As a community pharmacist I’d like to thank Asthma UK and the contributors for these excellent tips, but I do feel that engaging with community pharmacy might help even further. Let me explain why.

All patients with a formal diagnosis of asthma will usually be prescribed a reliever inhaler. Most commonly this will be a short acting beta agonist like salbutamol or terbutaline. The frequency of use of the reliever inhaler can be monitored using the pharmacy dispensing record and is one indicator of the level of control the patient exhibits over their asthma. NRAD 2014 highlighted that many of the patients in the report that died were found to be overusing short acting beta agonist inhalers.

My second important point is that the only place that patients can pick up the reliever inhaler is at the pharmacy. I would suggest that, as with many other drugs, community pharmacists should be actively monitoring the patient use of these inhalers and intervening as appropriate. I have written previously about how much reliever inhaler is too much (Salbutamol…how much is too much?).

Although most pharmacists in the community are not yet prescribers, actually I’m not sure that for this task they need to be. By using the chronic medication service (CMS) in Scotland or a medication use review (MUR) in England, community pharmacists could quite easily flag these over-users during the dispensing process and the make an intervention in the normal way. I would suggest that if a patient has been prescribed more than 7-10 short acting beta agonist inhalers per year, then an intervention could be warranted. Using the asthma control test is an excellent, evidence-based way, to get an immediate feel for how well the asthma in a particular patient is controlled.

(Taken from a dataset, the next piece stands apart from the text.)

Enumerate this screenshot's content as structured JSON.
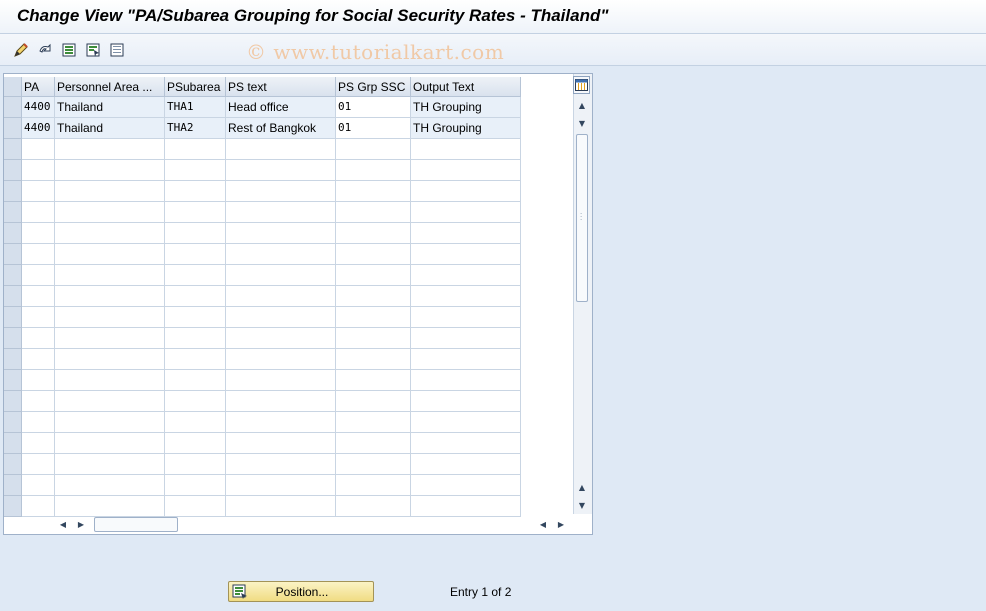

The final, and possibly most important point in this simple process, is to communicate with the rest of the multidisciplinary team. I can guarantee that as a community pharmacist if you manage to find as few as 20 poorly controlled asthmatics your local practice teams will be very grateful.

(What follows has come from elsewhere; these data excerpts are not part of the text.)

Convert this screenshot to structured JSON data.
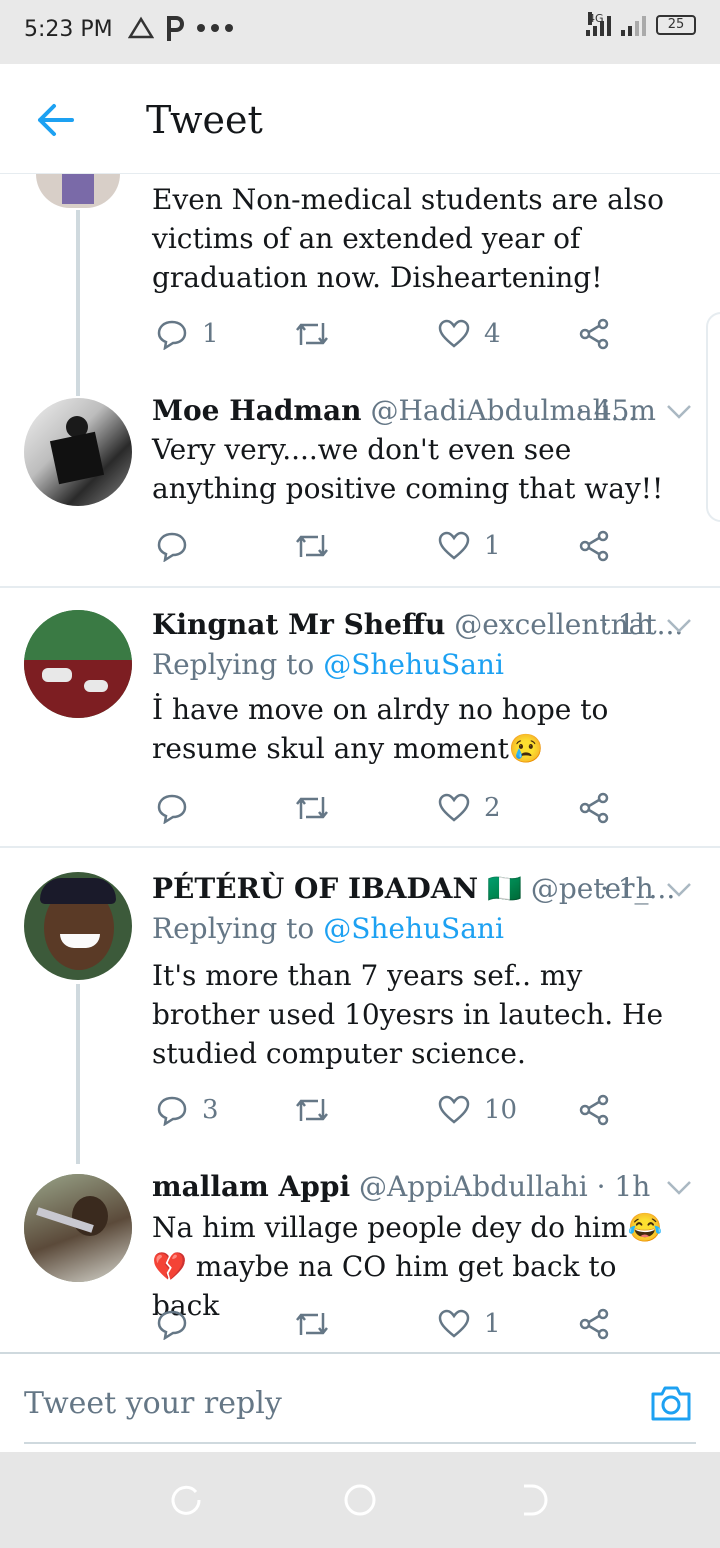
{
  "status_bar": {
    "time": "5:23 PM",
    "network": "4G",
    "battery": "25"
  },
  "header": {
    "title": "Tweet"
  },
  "tweets": [
    {
      "body": "Even Non-medical students are also victims of an extended year of graduation now. Disheartening!",
      "replies": "1",
      "retweets": "",
      "likes": "4"
    },
    {
      "name": "Moe Hadman",
      "handle": "@HadiAbdulmali...",
      "time": "· 45m",
      "body": "Very very....we don't even see anything positive coming that way!!",
      "replies": "",
      "retweets": "",
      "likes": "1"
    },
    {
      "name": "Kingnat Mr Sheffu",
      "handle": "@excellentnat...",
      "time": "· 1h",
      "replying_prefix": "Replying to",
      "replying_to": "@ShehuSani",
      "body": "İ have move on alrdy no hope to resume skul any moment😢",
      "replies": "",
      "retweets": "",
      "likes": "2"
    },
    {
      "name": "PÉTÉRÙ OF IBADAN",
      "flag": "🇳🇬",
      "handle": "@peter_...",
      "time": "· 1h",
      "replying_prefix": "Replying to",
      "replying_to": "@ShehuSani",
      "body": "It's more than 7 years sef.. my brother used 10yesrs in lautech. He studied computer science.",
      "replies": "3",
      "retweets": "",
      "likes": "10"
    },
    {
      "name": "mallam Appi",
      "handle": "@AppiAbdullahi",
      "time": "· 1h",
      "body": "Na him village people dey do him😂💔 maybe na CO him get back to back",
      "replies": "",
      "retweets": "",
      "likes": "1"
    }
  ],
  "reply_bar": {
    "placeholder": "Tweet your reply"
  },
  "colors": {
    "accent": "#1da1f2",
    "secondary_text": "#657786",
    "primary_text": "#14171a"
  }
}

I would suggest that many of these patients who are using too many reliever inhalers are precisely the group that the Asthma UK tips are aimed at finding.

Remember the patient must come to the pharmacy to get a reliever for their deteriorating symptoms, but they have no overt clinical need to visit the nurse or GP for their annual asthma review.

Johnathan Laird is a community pharmacist independent prescriber with a special interest in asthma. He is based in Aberdeen.